Tumor reactive ringlet oxygen approach for Monte Carlo modeling of photodynamic therapy dosimetry

• A model to simulate photodynamic parameters in PDT is performed.
• Monte Carlo simulation were performed in the GPU to calculate the light distribution in tumor tissue.
• The model results matched the experimental data previously published in the field.
• A new dosimetry quantity, TRSO, is introduced to calculate the minimal fluence to destroy a tumor.

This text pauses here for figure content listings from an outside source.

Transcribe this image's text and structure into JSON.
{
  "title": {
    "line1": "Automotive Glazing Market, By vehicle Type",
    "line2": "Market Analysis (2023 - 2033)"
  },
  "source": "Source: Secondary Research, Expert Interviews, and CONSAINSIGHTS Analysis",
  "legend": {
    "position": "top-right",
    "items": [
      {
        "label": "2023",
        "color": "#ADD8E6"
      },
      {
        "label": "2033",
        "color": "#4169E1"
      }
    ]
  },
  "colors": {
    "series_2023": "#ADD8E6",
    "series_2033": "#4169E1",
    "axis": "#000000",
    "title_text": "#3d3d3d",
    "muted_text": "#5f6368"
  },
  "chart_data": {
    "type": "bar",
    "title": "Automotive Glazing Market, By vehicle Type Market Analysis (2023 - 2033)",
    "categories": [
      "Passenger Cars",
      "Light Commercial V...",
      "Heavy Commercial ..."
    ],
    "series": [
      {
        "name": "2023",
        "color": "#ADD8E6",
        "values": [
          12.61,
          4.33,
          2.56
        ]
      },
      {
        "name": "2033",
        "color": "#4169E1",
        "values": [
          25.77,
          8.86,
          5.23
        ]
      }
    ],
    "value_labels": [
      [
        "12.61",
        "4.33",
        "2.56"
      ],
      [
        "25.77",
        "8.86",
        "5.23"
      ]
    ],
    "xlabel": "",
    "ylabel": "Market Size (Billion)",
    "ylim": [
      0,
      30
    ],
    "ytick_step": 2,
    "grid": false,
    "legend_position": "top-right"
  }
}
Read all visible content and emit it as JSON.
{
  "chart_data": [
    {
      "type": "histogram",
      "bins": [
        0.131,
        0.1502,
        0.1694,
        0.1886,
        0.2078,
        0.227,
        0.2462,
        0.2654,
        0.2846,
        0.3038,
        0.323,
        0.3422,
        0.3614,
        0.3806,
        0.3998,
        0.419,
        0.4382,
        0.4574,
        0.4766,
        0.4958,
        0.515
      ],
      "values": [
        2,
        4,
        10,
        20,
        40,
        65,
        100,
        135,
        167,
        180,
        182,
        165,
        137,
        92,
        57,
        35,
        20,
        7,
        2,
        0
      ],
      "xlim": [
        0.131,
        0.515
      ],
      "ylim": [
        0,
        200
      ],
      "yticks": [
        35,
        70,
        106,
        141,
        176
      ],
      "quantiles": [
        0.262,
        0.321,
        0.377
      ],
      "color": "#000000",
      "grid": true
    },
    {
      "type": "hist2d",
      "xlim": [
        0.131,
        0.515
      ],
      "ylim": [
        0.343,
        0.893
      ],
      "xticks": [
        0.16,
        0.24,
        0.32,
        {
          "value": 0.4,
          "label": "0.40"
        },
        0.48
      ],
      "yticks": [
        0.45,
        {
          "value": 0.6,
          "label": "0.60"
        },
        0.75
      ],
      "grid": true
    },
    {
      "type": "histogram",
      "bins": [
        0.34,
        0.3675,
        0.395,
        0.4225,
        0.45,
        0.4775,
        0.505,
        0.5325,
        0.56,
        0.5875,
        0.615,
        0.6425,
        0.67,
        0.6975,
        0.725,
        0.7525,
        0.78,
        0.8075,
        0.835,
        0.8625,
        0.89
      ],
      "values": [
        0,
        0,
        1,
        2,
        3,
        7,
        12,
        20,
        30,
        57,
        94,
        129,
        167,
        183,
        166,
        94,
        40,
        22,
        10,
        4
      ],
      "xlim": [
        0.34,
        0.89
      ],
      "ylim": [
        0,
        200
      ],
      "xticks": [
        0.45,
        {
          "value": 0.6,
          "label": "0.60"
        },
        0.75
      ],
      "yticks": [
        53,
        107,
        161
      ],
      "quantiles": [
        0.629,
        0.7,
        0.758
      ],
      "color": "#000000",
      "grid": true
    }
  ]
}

Photodynamic therapy (PDT) is an emergent technique used for the treatment of several diseases. It requires the interaction of three components: a photosensitizer, a light source and tissue oxygen. Knowledge of the biophysical aspects of PDT is important for improving dosimetry protocols and treatment planning. In this paper we propose a model to simulate the spatial and temporal distribution of ground state oxygen (3O2), cumulative singlet excited state oxygen (1O2)rx and photosensitizer, in this case protoporphyrin IX (PpIX) in an ALA mediated PDT treatment. The results are analyzed in order to improve the treatment dosimetry. We compute the light fluence in the tissue using Monte Carlo simulations running in a GPU system. The concentration of 3O2, (1O2)rx and the photosensitizer are calculated using this light fluence and a set of differential equations describing the photochemical reactions involved in PDT. In the model the initial photosensitizer concentration depends on tissue depth and type, moreover we consider blood vessel damage and its effect in the ground state oxygen concentration in the tissue. We introduce the tumor reactive single oxygen (TRSO) as a new dosimetry metric. It represents the amount of singlet oxygen per tumor volume that reacts, during the treatment, with the molecules in the tumor. This quantity integrates the effect of the light irradiance, the optical properties of the tumor and the normal tissue, the oxygen consumption and supply, and the photosensitizer biodistribution on the skin.